Le président du Réseau des jeunes ambassadeurs pour la santé de la reproduction et de la planification familiale du Mali, Boubacar Diarra, estime que l’éduction complète à la sexualité permet aux jeunes de prendre des décisions éclairées et responsables sur leur sexualité. « Cela contribue à leur bien-être, à leur santé et à leur bonne éducation » soutient Mme Kéïta Mama Sy, sage-femme et responsable clinique à l’AMPPF (association malienne pour la protection et la promotion de la famille).

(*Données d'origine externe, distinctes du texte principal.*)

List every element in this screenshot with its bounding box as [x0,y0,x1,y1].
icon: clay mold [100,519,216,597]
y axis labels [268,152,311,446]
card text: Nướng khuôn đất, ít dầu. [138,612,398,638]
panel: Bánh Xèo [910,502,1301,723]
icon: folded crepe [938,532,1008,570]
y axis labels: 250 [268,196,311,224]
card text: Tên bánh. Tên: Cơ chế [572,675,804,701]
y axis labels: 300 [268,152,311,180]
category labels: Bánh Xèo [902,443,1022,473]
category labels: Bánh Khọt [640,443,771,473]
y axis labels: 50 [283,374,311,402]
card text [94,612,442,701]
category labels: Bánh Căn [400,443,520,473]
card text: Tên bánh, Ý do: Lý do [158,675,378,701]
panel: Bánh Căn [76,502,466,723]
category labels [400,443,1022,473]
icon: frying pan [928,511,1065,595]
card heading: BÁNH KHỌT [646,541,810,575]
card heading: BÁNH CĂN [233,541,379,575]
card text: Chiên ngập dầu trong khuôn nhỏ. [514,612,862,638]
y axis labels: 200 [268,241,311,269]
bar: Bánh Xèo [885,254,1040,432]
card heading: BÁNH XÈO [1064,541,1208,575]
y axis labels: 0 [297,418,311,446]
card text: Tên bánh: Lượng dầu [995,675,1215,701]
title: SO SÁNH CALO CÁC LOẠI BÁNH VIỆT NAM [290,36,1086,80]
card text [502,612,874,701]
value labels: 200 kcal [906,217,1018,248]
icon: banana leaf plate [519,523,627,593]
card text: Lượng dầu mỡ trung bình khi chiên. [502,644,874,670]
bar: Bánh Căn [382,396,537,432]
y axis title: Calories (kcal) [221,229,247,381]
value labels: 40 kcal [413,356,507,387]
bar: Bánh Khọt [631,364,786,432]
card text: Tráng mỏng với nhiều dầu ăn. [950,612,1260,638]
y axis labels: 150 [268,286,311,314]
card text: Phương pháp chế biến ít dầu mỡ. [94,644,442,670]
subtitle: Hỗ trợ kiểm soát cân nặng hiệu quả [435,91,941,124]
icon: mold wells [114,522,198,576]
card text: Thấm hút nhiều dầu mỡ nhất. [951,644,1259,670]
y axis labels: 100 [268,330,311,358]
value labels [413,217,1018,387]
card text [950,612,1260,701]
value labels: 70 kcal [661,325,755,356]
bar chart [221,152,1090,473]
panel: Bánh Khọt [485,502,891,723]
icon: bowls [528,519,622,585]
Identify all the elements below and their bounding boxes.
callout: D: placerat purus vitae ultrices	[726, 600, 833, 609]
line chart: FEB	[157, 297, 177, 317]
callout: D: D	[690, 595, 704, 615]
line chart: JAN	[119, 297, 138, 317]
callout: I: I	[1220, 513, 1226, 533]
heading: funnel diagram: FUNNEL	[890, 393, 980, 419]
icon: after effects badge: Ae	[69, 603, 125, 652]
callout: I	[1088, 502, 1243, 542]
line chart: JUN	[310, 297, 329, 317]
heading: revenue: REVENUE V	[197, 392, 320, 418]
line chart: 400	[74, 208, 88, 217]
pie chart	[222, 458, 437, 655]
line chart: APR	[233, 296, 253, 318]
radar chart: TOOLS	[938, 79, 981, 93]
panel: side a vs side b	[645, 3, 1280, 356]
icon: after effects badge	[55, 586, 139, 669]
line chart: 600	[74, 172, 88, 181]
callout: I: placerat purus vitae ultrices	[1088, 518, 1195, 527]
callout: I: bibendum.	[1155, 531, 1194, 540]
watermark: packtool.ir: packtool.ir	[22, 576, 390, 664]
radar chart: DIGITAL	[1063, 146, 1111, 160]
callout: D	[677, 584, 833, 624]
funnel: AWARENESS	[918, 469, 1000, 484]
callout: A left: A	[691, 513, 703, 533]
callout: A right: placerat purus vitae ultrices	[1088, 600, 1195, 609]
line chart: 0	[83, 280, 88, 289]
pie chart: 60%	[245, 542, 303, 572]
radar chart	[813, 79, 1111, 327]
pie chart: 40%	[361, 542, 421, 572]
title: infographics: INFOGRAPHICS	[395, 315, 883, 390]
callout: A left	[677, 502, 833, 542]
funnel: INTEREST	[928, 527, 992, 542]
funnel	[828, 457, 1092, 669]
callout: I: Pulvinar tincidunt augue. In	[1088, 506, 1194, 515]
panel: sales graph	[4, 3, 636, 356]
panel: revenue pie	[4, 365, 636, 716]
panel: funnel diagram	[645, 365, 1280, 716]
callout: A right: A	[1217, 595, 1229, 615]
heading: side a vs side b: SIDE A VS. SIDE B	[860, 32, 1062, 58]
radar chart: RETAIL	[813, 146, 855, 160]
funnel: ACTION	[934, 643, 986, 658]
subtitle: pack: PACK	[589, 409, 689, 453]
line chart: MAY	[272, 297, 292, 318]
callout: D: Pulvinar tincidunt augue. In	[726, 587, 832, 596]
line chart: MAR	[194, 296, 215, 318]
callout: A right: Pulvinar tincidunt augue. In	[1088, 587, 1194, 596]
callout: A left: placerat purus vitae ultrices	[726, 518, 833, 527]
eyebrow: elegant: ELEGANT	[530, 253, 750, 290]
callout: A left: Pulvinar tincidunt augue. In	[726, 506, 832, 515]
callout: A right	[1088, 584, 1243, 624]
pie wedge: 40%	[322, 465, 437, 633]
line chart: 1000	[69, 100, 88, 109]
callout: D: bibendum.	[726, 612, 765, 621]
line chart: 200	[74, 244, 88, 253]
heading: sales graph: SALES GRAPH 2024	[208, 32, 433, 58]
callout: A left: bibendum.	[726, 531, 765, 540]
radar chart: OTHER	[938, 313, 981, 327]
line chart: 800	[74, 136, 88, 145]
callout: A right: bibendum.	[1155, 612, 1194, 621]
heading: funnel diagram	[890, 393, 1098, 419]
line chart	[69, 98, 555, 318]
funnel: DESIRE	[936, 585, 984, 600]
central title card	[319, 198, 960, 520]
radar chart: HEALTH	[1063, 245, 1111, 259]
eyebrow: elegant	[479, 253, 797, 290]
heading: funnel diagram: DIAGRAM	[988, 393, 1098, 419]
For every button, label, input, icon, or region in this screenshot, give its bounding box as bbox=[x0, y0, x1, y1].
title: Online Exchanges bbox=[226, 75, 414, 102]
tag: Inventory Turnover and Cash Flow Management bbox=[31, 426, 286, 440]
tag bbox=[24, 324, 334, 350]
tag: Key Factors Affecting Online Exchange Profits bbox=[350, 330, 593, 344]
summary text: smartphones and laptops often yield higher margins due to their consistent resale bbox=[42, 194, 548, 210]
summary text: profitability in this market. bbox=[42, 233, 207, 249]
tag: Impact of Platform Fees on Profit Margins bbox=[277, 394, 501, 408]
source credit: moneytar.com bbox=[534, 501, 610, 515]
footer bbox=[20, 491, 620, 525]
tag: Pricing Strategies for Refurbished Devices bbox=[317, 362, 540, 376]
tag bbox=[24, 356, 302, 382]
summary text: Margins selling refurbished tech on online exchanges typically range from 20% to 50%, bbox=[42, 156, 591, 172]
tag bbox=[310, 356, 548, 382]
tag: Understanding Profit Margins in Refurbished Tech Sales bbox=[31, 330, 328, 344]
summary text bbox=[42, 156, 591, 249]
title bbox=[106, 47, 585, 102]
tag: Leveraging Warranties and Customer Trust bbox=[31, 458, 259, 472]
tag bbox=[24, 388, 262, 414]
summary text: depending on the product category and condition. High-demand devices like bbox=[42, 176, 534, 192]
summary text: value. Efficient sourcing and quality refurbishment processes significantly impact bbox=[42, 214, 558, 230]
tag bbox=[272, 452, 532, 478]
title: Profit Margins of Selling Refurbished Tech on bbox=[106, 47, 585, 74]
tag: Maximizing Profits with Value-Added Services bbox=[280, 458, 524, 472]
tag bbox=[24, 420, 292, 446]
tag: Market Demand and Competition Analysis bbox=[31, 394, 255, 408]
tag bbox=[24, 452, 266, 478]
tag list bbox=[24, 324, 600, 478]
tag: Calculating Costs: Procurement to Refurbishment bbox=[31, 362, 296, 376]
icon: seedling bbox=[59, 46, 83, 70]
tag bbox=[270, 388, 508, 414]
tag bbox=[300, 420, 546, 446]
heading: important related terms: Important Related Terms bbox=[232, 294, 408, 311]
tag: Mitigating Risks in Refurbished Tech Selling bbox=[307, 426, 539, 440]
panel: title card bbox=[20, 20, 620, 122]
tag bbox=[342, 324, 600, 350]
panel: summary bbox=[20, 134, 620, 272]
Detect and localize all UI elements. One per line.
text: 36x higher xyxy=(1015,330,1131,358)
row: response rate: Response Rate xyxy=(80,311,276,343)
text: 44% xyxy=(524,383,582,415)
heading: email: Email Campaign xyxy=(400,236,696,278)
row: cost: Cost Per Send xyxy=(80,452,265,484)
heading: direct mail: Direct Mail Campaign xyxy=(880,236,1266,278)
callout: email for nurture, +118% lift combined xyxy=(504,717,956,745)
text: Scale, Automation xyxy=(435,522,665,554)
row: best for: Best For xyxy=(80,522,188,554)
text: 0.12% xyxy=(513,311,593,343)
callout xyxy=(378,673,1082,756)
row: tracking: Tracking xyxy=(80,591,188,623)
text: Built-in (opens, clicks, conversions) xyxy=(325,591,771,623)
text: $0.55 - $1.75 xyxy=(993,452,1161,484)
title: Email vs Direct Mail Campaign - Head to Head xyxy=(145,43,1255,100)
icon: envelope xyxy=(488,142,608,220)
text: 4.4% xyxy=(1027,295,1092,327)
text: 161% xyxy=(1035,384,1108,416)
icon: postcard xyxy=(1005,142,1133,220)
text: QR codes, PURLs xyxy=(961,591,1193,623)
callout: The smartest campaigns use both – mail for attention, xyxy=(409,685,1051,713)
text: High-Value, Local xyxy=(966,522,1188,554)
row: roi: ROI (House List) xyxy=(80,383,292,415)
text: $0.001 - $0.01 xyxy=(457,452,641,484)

A ses dires, les jeunes filles amenées par leurs parents pour besoins de PF, reçoivent des conseils lors des séances de consuling. Boubacar Diarra explique qu’une éducation sexuelle complète de qualité permet non seulement aux jeunes de mieux connaître leur corps, mais rend également de décider de façon éclairée.

Malgré tout, des adultes restent réfractaires à aborder le sujet de la sexualité avec les adolescents. « Notre grand défi reste la compréhension et l’adhésion des parents, des leaders religieux et des chefs traditionnels. Car beaucoup de personnes pensent que nous allons enseigner aux enfants la dépravation. Nous leur apprenons juste la sexualité dans le sens d’être plus responsable, d’éviter les grossesses non désirées, d’éviter le mariage avant l’âge de 18 ans », défend ainsi Boubacar Diarra pour qui leur grand défi est d’amener les leaders religieux, les chefs traditionnels et certains parents à adhérer à leur vision.

« Il s’agit de leur faire comprendre que parler d’éducation sexuelle des jeunes et des adolescents ne signifie mettre l’accent sur un fléau qui détruit les jeunes à petit feu, faire comprendre aux chefs coutumiers qu’au-delà des coutumes et traditions la santé compte plus que tout », plaide le président des jeunes ambassadeurs pour la PF.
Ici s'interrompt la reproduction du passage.